I was in a fog trying to get three people packed up, perishables in the fridge packaged for a friend to pick up. Steve had to go get hay, I needed to wash my dress to wear to the funeral. Phone calls…

We drove in a blizzard for the first few hours. I was writing the obituary as we drove.

Which is when I realized I’d left my dress in the dryer. Oh well.

I’m overwhelmed by the love and prayers being sent our way by friends. Don’t ever think that a phone call, email, text or Facebook post isn’t important. It’s hard to explain the amount of comfort I get knowing that people are praying for us.

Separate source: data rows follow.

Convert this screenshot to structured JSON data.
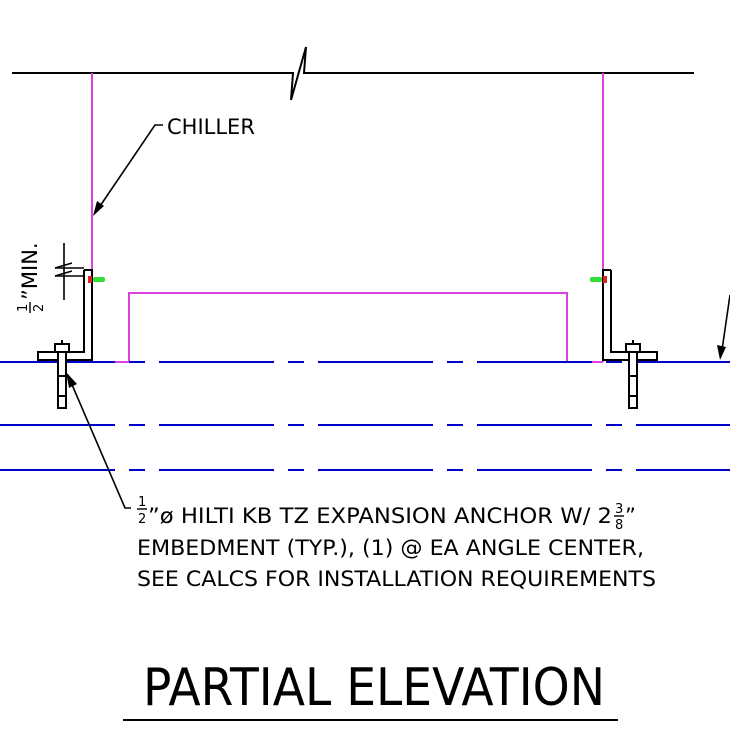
{
  "labels": {
    "chiller": "CHILLER",
    "min_value_num": "1",
    "min_value_den": "2",
    "min_value_suffix": "”MIN.",
    "anchor_line1_num": "1",
    "anchor_line1_den": "2",
    "anchor_line1_a": "”ø HILTI KB TZ EXPANSION ANCHOR W/ 2",
    "anchor_line1_frac_num": "3",
    "anchor_line1_frac_den": "8",
    "anchor_line1_b": "”",
    "anchor_line2": "EMBEDMENT (TYP.), (1) @ EA ANGLE CENTER,",
    "anchor_line3": "SEE CALCS FOR INSTALLATION REQUIREMENTS",
    "title": "PARTIAL ELEVATION"
  },
  "colors": {
    "linework": "#000000",
    "chiller": "#e040e0",
    "slab": "#0000cc",
    "bolt_green": "#33dd33",
    "bolt_red": "#dd2222"
  }
}
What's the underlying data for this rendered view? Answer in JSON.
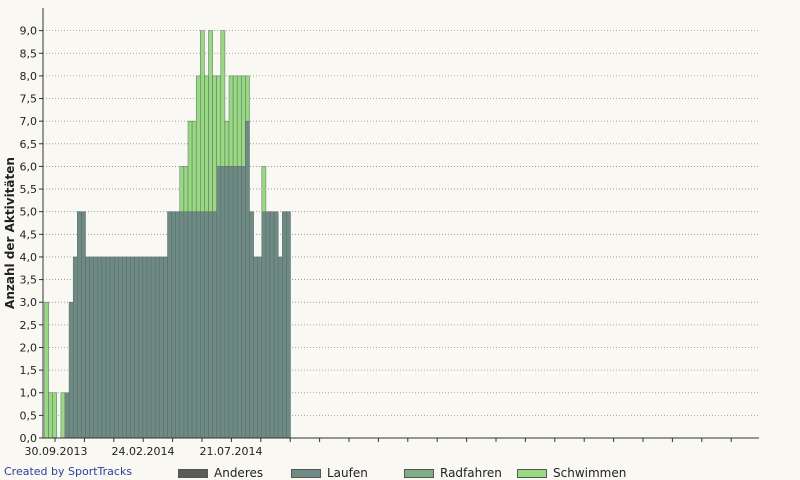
{
  "chart_data": {
    "type": "bar",
    "stacked": true,
    "ylabel": "Anzahl der Aktivitäten",
    "ylim": [
      0,
      9.5
    ],
    "y_ticks": [
      "0,0",
      "0,5",
      "1,0",
      "1,5",
      "2,0",
      "2,5",
      "3,0",
      "3,5",
      "4,0",
      "4,5",
      "5,0",
      "5,5",
      "6,0",
      "6,5",
      "7,0",
      "7,5",
      "8,0",
      "8,5",
      "9,0"
    ],
    "x_tick_labels": [
      "30.09.2013",
      "24.02.2014",
      "21.07.2014"
    ],
    "grid": "horizontal-dotted",
    "legend_position": "bottom",
    "bar_count": 60,
    "series": [
      {
        "name": "Anderes",
        "color": "#5a5c5c",
        "values": [
          0,
          0,
          0,
          0,
          0,
          0,
          0,
          0,
          0,
          0,
          0,
          0,
          0,
          0,
          0,
          0,
          0,
          0,
          0,
          0,
          0,
          0,
          0,
          0,
          0,
          0,
          0,
          0,
          0,
          0,
          0,
          0,
          0,
          0,
          0,
          0,
          0,
          0,
          0,
          0,
          0,
          0,
          0,
          0,
          0,
          0,
          0,
          0,
          0,
          0,
          0,
          0,
          0,
          0,
          0,
          0,
          0,
          0,
          0,
          0
        ]
      },
      {
        "name": "Laufen",
        "color": "#6e8a84",
        "values": [
          0,
          0,
          0,
          0,
          0,
          1,
          3,
          4,
          5,
          5,
          4,
          4,
          4,
          4,
          4,
          4,
          4,
          4,
          4,
          4,
          4,
          4,
          4,
          4,
          4,
          4,
          4,
          4,
          4,
          4,
          5,
          5,
          5,
          5,
          5,
          5,
          5,
          5,
          5,
          5,
          5,
          5,
          6,
          6,
          6,
          6,
          6,
          6,
          6,
          7,
          5,
          4,
          4,
          5,
          5,
          5,
          5,
          4,
          5,
          5
        ]
      },
      {
        "name": "Radfahren",
        "color": "#7fae86",
        "values": [
          0,
          0,
          0,
          0,
          0,
          0,
          0,
          0,
          0,
          0,
          0,
          0,
          0,
          0,
          0,
          0,
          0,
          0,
          0,
          0,
          0,
          0,
          0,
          0,
          0,
          0,
          0,
          0,
          0,
          0,
          0,
          0,
          0,
          0,
          0,
          0,
          0,
          0,
          0,
          0,
          0,
          0,
          0,
          0,
          0,
          0,
          0,
          0,
          0,
          0,
          0,
          0,
          0,
          0,
          0,
          0,
          0,
          0,
          0,
          0
        ]
      },
      {
        "name": "Schwimmen",
        "color": "#98d982",
        "values": [
          3,
          1,
          1,
          0,
          1,
          0,
          0,
          0,
          0,
          0,
          0,
          0,
          0,
          0,
          0,
          0,
          0,
          0,
          0,
          0,
          0,
          0,
          0,
          0,
          0,
          0,
          0,
          0,
          0,
          0,
          0,
          0,
          0,
          1,
          1,
          2,
          2,
          3,
          4,
          3,
          4,
          3,
          2,
          3,
          1,
          2,
          2,
          2,
          2,
          1,
          0,
          0,
          0,
          1,
          0,
          0,
          0,
          0,
          0,
          0
        ]
      }
    ]
  },
  "credit": "Created by SportTracks"
}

One of my friends, Marc MacYoung, asked me to tell a story about her. I already had several pages of stories written on this trip. It was like I needed to hurry and capture them so they wouldn’t go away. As if now that she is gone her story would be gone too.

But in the end, that really is what our life is. A story. Some of it we write ourselves and narrate in first person. Some chapters are through the eyes and experiences of those around us.

There will be a lot of “Marty Stories” during the next few days. I’ll be writing as many of them down as I can.

Moms story was a long and complete one. It was full of adventure, comedy, tragedy. It was rich in love and friendship.

It was a great story.

Her Voice

DSC_1067A few weeks ago, my brother Michael called me while he was visiting mom in the nursing home. He said she was pretty chipper, and asked if I wanted to talk to her.
To tell you the truth, I didn’t want to talk to her.
The last few times he has put the phone to her ear, she either didn’t hear, or more likely, didn’t understand that I was on the phone. He told her who it was, urged her to say “hello”. She would finally mumble a little bit and he would take the phone away. All the time, I would be frantically saying
“hi mom! I love you, how are you?”
I’m really just throwing words out hoping something will sink in that she will respond to.
So this time, I really didn’t want to hear the mumbling that didn’t sound like my mom. But I told him to go ahead and put the phone to her ear. She seemed to know it was me. She said “Hello, Michelle”. It was the first time I heard her say my name since I saw her in November. I asked her how she was, and she went off into nonsense sentences.
But she said my name.
After we hung up, I cried. And I realized how much I was going to miss my mom’s voice. How much I would miss her saying my name.
So I sent a text to Michael and asked him to video her saying “I love you Michelle.” I know she was only parroting the words he told her, but I hope that she knew what they meant. Michael sent me that video, and I cried some more.
Really, I figured that would be the last time I heard mom’s voice.
Patty, Michael’s wife, called me Sunday. She was following the ambulance to the hospital, Michael was riding in it with mom. Internal bleeding, low blood pressure, bad bruising and swelling were all mentioned. Michael sent me text’s filling it all in.
So she is in the hospital now. Scared when she is coherent. But most of the time resting and almost comatose.
Michael called me yesterday and asked if I wanted to talk to her. I said no. Then I changed my mind. He told her I was on the phone, and asked if she wanted to talk to me. In a really strong, just like my mom voice she said “Oh ya, I love Michelle”. Once he got the phone to her ear, she really didn’t say anything. I sobbed out “I love you mom” and that was about all I could do.
Each time I talk to her or hear her voice I assume it’s the last time. This is killing me.
The logical, rational part of me is ready for her to be at peace.
Then there is the girl that loves her mom and doesn’t want her to leave.